On being named the Solow Chair at NYU, Cohen moved to New York, but he continued to lecture and teach at institutions including Princeton University, the University of Sydney, and TU Delft, in the Netherlands. As well, he remained engaged in numerous projects around the world. In 1998, he was chosen to steer the development of the Cité de l’architecture et du patrimoine in Paris. The museum opened in 2007, with Cohen having directed the effort through 2003. Among the many exhibitions he curated or cocurated over the course of his career are “Paris-Moscou” (1979) and a hundredth-anniversary show of the work of Corbu (1987), both at the Centre Pompidou, Paris; “The Lost Vanguard” and “Le Corbusier: An Atlas of Modern Landscapes” at the Museum of Modern Art, New York (2007 and 2013, respectively); “Architecture in Uniform: Designing and Building for the Second World War” and “Building a New New World: Amerikanizm in Russian Architecture” at the Canadian Centre for Architecture (2011 and 2019, respectively); and an exhibition on the work of Italian architectural writer Bruno Zevi at the Museo nazionale delle arti del XXI secolo in Rome (2018). In 2014, he curated the French Pavilion at the Venice Biennale, focusing on the triumphs and disasters of modernism. In addition to the volumes on Corbu, Mies, and recent Russian architecture mentioned above, as well as numerous others, he authored 1995’s Scenes of the World to Come: European Architecture and the American Challenge, 1893–1960 and, in recent years, two volumes of what was to be an eight-volume catalogue raisonné of the drawings of Frank Gehry; with his former wife Monique Eleb, who died this past May, he coauthored books on topics including French and African architecture.

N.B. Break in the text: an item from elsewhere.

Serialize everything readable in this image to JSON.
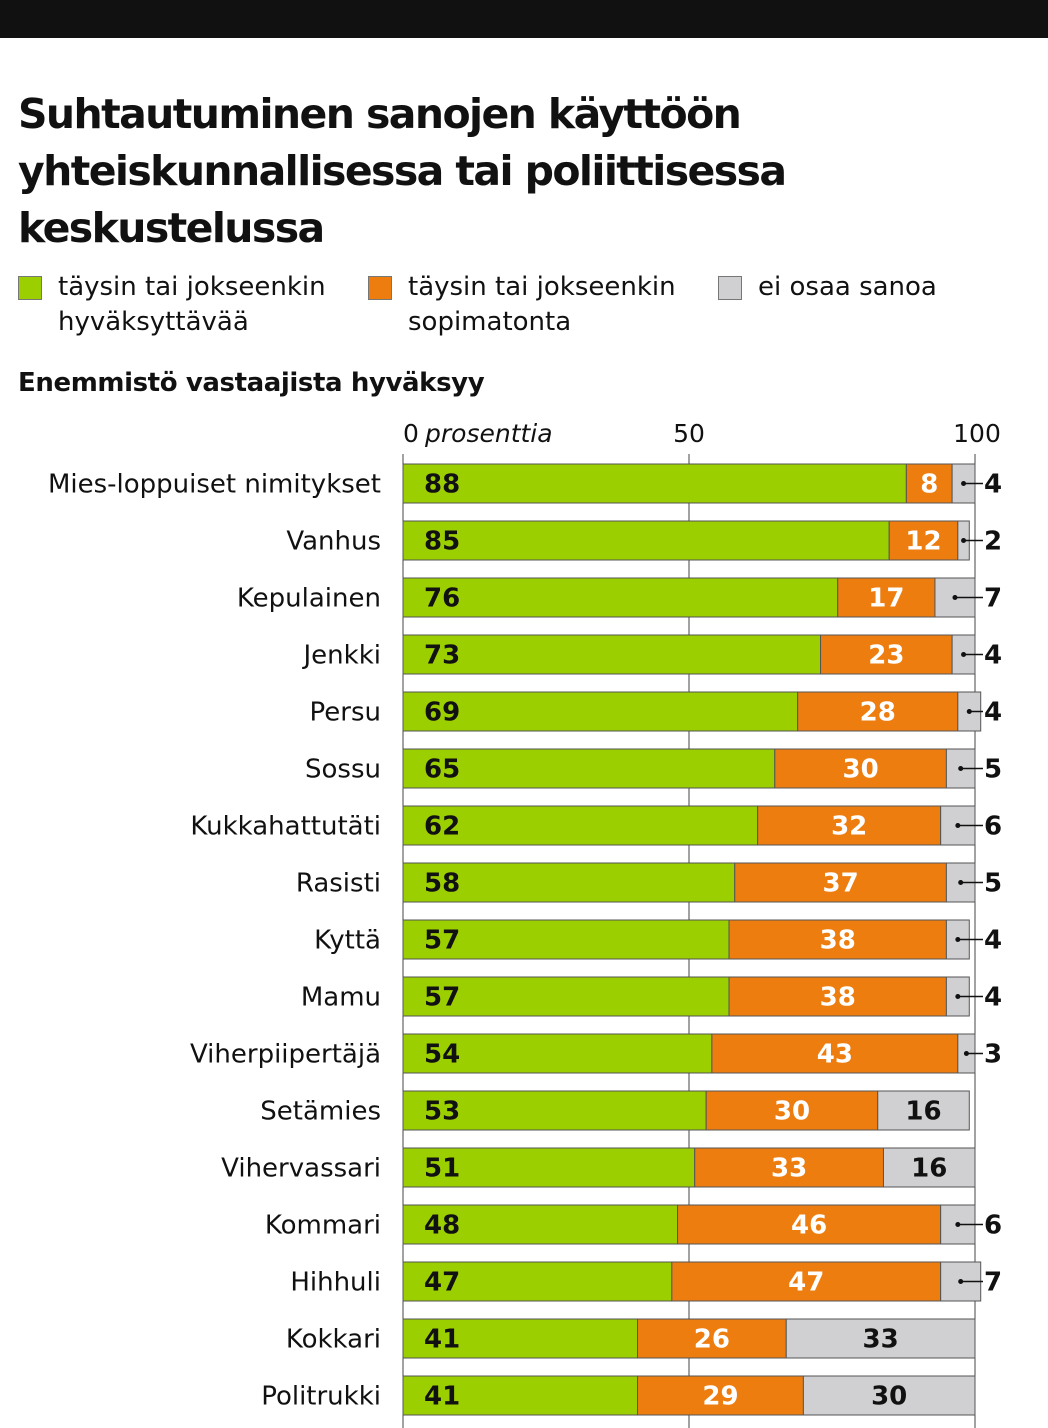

Cohen was made a Chevalier of the Ordre des Arts et des Lettres in 2001. Though his place in the architectural-historical pantheon has long been cemented, his outlook remained labile. “I still think that buildings have a meaning,” he told Israeli newspaper Haaretz in 2019. “I still think you have to keep in touch with buildings and sites and be able to give to the greater audience the ability to realize that buildings are not three-dimensional images, but are complex objects that have a scale, which capture light in a particular way, which smell like something, which change during the day and during the seasons, which can be appropriated in many ways.”